Review: ‘The Pee-wee Herman Show on Broadway’ leans heavily on nostalgia

There are two different “You had to be there” barriers in place for maximum enjoyment of HBO’s “The Pee-wee Herman Show on Broadway” – which as at least one more barrier than I’d expected going in.

The special, which debuts Saturday night at 10, is a filmed presentation of just what the title suggests: the stage revival of Pee-wee Herman, the strange manchild character whom comedian Paul Reubens popularized in the 1980s.

The first barrier is one that frequently comes with TV versions of stage shows, which is that it’s very difficult to translate the immediacy of a live theatrical event onto film. Some directors manage to at least lower that barrier, if not break through it, so that at least some of the electricity that’s in the theater comes through the screen. But even though director Marty Callner has decades of experience directing stage-to-screen productions like this, and even though he directed the original “The Pee-wee Herman Show” special back in 1981, his work here feels very far removed – literally, at times, as some sequences seem shot from much too great a distance – and it’s always clear that the audience in the theater is having a much better time than we can even hope to have in our living rooms.

But I’ve still enjoyed plenty of these filmed versions that weren’t directed with significantly more flair than what Callner brings here. The bigger problem for me – and your mileage will almost certainly vary – is that watching “The Pee-wee Herman Show on Broadway” made me realize I was perhaps not as big a Pee-wee fan as I had thought I was.
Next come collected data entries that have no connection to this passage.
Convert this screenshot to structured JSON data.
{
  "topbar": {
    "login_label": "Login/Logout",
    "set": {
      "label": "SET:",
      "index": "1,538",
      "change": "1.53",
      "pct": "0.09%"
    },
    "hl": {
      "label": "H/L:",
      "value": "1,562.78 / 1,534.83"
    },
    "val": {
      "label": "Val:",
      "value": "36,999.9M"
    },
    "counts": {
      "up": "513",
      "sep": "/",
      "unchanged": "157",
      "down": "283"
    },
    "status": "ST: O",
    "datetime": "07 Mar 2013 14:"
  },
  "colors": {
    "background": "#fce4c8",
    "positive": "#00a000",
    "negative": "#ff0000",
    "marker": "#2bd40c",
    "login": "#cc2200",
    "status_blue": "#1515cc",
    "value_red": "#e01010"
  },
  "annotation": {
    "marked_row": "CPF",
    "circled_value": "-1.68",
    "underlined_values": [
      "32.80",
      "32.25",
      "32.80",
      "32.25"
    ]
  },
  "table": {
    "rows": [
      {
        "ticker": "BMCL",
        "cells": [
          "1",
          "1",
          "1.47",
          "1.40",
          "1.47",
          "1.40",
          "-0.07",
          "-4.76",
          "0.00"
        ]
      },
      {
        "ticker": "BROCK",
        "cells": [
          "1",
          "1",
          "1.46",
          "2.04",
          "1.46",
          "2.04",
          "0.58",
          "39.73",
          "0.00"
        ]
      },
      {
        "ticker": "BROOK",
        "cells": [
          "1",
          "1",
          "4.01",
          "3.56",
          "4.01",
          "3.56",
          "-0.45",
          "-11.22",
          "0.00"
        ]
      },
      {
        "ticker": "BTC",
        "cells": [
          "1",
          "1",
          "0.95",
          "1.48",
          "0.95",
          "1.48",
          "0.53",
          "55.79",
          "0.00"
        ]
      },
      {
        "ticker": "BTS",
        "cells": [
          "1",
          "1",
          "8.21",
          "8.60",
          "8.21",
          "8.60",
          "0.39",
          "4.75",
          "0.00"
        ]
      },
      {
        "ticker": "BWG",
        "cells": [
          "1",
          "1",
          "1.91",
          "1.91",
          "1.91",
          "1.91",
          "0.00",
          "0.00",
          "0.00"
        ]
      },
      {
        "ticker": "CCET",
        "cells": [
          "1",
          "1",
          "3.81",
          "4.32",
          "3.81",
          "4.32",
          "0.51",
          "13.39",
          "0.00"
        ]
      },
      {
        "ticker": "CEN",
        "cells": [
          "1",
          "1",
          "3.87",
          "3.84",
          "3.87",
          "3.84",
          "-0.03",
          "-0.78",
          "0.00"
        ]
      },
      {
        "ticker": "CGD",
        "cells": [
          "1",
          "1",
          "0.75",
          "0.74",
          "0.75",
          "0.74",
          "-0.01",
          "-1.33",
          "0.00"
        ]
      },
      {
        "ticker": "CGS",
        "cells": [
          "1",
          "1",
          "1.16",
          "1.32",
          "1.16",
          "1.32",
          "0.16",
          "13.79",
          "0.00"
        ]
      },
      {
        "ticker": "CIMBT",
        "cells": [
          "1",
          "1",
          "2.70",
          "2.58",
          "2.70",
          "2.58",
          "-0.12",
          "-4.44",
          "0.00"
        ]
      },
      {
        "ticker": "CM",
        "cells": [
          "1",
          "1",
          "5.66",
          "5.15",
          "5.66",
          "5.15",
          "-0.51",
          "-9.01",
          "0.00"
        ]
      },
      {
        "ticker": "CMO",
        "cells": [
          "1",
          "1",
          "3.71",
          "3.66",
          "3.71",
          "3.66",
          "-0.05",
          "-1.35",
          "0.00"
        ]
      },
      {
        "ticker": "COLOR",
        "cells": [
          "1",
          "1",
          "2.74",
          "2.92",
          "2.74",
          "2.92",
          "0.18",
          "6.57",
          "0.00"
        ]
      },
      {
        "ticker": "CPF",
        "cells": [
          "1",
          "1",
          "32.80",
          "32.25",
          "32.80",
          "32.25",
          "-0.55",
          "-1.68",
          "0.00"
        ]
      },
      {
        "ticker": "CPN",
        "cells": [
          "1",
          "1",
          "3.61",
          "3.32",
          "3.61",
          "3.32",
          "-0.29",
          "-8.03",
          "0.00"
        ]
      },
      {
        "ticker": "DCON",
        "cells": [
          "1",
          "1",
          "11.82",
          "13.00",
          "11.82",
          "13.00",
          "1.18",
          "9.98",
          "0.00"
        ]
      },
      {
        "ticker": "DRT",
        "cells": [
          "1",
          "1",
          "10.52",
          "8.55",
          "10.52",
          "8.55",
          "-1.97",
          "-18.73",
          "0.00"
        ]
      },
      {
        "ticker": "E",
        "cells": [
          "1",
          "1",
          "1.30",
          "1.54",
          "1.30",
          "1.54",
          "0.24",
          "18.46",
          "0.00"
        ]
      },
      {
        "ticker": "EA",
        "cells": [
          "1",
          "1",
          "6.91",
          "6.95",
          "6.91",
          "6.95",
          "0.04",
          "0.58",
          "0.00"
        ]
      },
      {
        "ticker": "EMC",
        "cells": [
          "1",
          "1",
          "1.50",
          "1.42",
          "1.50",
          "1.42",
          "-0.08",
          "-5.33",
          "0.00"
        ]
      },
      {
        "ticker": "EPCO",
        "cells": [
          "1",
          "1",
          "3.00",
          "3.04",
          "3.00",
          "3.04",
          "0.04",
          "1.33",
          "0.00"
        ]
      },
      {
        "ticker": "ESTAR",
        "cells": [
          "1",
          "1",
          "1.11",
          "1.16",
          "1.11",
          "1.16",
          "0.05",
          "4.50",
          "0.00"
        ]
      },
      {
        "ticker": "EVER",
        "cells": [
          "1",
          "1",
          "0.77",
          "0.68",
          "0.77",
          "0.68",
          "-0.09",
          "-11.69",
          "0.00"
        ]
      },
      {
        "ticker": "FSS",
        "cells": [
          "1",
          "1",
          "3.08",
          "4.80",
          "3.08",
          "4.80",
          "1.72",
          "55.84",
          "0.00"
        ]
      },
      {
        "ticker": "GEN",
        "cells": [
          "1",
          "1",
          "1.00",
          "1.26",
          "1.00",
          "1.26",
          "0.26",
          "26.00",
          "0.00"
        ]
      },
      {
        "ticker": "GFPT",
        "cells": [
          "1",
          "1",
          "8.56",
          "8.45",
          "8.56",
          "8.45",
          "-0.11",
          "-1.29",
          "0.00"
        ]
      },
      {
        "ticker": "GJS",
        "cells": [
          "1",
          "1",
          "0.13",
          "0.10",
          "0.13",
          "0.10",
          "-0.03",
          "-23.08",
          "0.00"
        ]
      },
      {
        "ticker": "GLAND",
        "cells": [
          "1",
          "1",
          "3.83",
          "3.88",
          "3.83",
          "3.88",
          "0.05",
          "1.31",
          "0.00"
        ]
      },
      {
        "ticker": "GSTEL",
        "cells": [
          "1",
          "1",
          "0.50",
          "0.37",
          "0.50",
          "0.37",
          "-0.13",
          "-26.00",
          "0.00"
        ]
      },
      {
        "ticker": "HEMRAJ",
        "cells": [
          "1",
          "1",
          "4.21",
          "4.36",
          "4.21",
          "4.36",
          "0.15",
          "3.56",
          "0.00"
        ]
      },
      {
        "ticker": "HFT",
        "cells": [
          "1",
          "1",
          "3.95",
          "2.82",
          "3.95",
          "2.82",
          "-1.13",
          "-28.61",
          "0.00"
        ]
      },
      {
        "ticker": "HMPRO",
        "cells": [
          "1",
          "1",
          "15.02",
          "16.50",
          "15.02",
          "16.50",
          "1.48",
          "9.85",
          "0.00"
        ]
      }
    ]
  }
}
Sure, I’ve seen “Pee-wee’s Big Adventure” at least a dozen times, “Big Top Pee-wee” at least once, and enjoyed Reubens’ various cameos as Pee-wee throughout the mid-late ’80s. But I only watched a handful of episodes of “Pee-wee’s Playhouse,” the Saturday morning kids’ show that was itself a kinder, gentler version of the ’81 “Pee-wee Herman Show” special. And the new special is pretty much a 30-years-later version of the old special, mixed in with some of the characters who were specifically introduced on “Pee-wee’s Playhouse.”

So as the live audience was audibly giddy over the first appearances of Jambi the Genie (John Paragon), Miss Yvonne (Lynne Marie Stewart) or Cowboy Curtis (Phil LaMarr, replacing the otherwise-occupied Laurence Fishburne), I was mainly working to connect the synapses that would have reminded me of, say, Jambi’s catchphrase.

And without the overwhelming nostalgia for this particular venue for Pee-wee and these supporting characters, I found “The Pee-wee Herman Show on Broadway” a long (close to 90 minutes) slog, cute in spots, but mainly just strange – a voyage through the fantasy life of a character I prefer to see fending for himself in a closer approximation of the real world.

(I did briefly wonder if this was a Lennon/McCartney situation, wherein Reubens and the late Phil Hartman (who helped Reubens develop the character and co-wrote the early stage shows and “Pee-wee’s Big Adventure”) became greater than the sum of their parts, with consummate comedy craftsman Hartman compensating for Reubens’ fondness for the bizarre. Again, I didn’t watch much of “Playhouse” back in the day and I don’t know how the mechanics of that writing partnership worked, so I could be way off base. Mostly, I miss Phil Hartman.)

If many Saturday mornings of your childhood (or the childhood of someone you love) revolved around the words “Meka Leka Hi Meka Hiney Ho,” then seeing most of the old gang back together may be pleasure enough. But you really had to be there to enjoy it, I think.